Of course, no hard and fast rule can be laid down in regard to cases in which the High Court will exercise its extraordinary jurisdiction of quashing the proceedings at any stage. It is further held that when exercising jurisdiction under Section 482 of the Code, the High Court would not ordinarily embark upon an enquiry whether the evidence in question is reliable or not or whether on a reasonable appreciation of it, accusation would not be sustained. That is the function of the trial Judge. 6. The learned A.P.P. also placed reliance on the ruling in the case of State of Madhya Pradesh .vs. Awadh Kishore Gupta and Ors. Reported in 2004 ALL MR (Cri) 824 (S.C.). In the said case, there was a complaint about acquisition of disproportionate assets by a public servant and the investigation was in progress. The Apex Court held that the High Court cannot act as if it was a trial Judge. It cannot appreciate evidence, it can only evaluate material and documents on record for its prima facie satisfaction. The High Court cannot act on annexures to the petition under Section 482 which cannot be termed as evidence without being tested and proved.

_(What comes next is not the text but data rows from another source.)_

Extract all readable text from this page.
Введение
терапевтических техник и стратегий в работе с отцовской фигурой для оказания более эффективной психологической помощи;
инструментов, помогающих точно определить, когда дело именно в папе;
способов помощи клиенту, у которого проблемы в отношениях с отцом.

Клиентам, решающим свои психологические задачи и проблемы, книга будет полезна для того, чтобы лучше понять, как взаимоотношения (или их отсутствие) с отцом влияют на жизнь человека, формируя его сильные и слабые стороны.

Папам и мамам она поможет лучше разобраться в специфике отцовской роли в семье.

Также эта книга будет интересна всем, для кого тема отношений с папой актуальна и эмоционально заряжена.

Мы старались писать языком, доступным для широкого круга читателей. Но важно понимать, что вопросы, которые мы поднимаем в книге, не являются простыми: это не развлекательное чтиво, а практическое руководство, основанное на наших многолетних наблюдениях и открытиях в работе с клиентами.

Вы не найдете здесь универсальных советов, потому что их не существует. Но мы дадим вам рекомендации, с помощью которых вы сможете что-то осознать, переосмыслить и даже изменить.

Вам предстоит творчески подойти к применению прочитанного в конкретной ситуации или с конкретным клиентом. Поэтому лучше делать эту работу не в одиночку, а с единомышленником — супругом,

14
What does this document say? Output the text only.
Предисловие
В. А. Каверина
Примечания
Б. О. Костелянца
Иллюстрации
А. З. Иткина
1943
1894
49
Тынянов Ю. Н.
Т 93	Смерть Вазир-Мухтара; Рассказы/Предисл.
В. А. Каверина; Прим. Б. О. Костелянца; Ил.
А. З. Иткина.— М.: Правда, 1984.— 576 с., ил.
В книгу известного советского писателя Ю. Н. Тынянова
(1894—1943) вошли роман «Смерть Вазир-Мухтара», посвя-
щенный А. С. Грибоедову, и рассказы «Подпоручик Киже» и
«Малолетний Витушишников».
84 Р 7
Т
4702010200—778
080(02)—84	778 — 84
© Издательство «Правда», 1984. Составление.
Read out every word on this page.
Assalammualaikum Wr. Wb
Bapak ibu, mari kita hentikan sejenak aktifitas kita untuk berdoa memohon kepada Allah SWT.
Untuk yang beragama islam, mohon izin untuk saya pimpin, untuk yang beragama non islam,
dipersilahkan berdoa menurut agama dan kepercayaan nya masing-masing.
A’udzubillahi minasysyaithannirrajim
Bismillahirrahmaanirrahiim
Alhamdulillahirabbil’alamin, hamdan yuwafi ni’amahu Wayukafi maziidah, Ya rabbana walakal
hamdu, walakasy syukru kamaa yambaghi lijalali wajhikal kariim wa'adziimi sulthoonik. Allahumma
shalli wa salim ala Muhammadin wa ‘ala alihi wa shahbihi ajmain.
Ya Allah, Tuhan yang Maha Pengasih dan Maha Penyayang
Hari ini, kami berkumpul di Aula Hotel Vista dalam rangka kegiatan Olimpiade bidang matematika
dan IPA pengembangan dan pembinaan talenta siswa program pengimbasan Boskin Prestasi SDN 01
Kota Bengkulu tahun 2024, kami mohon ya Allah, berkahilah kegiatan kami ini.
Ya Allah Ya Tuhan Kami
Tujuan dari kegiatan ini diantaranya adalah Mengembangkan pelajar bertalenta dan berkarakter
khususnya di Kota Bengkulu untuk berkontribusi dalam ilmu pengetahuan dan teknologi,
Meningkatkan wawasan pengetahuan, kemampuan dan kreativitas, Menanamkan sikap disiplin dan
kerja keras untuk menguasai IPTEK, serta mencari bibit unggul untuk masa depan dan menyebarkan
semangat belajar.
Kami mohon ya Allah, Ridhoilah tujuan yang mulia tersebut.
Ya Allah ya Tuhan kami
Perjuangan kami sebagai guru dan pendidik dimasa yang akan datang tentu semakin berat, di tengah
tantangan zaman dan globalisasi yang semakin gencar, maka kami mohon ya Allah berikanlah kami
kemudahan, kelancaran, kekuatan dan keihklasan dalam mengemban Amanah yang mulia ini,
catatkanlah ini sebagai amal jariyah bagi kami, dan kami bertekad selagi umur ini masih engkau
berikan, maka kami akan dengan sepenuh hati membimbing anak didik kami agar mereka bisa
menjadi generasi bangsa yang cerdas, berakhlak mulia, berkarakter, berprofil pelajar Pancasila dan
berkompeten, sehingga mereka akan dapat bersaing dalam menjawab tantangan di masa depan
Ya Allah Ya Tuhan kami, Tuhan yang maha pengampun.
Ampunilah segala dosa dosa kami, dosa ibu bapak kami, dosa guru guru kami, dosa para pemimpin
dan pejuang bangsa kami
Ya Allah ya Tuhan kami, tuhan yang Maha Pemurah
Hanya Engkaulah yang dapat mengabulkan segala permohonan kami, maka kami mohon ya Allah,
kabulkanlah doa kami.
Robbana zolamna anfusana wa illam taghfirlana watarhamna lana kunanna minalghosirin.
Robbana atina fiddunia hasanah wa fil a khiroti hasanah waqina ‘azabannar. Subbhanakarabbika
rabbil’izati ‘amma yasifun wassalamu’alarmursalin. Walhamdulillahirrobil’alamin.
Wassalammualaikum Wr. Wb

It is further held by the Apex Court that when a complaint is lodged at police station and an offence is registered, mala fides of informant would be of secondary importance. 7. On hearing the contentions made by the learned Advocates for the respective parties and after going through the rulings cited by the respective parties and bearing in mind that extraordinary powers u/s.482 of the Code of Criminal Procedure can be used in exceptional cases with caution and circumspection, I think that the inherent powers ought not to be used in a case where investigation into serious accusations is still at its preliminary stage, particularly when it is alleged that the applicants have not co-operated in the ongoing investigation. Thus, considering the submissions at the bar, for all the above reasons, I am not inclined to exercise inherent powers u/s.482 of the Code of Criminal Procedure in the present case. Hence, the instant Criminal Application is dismissed.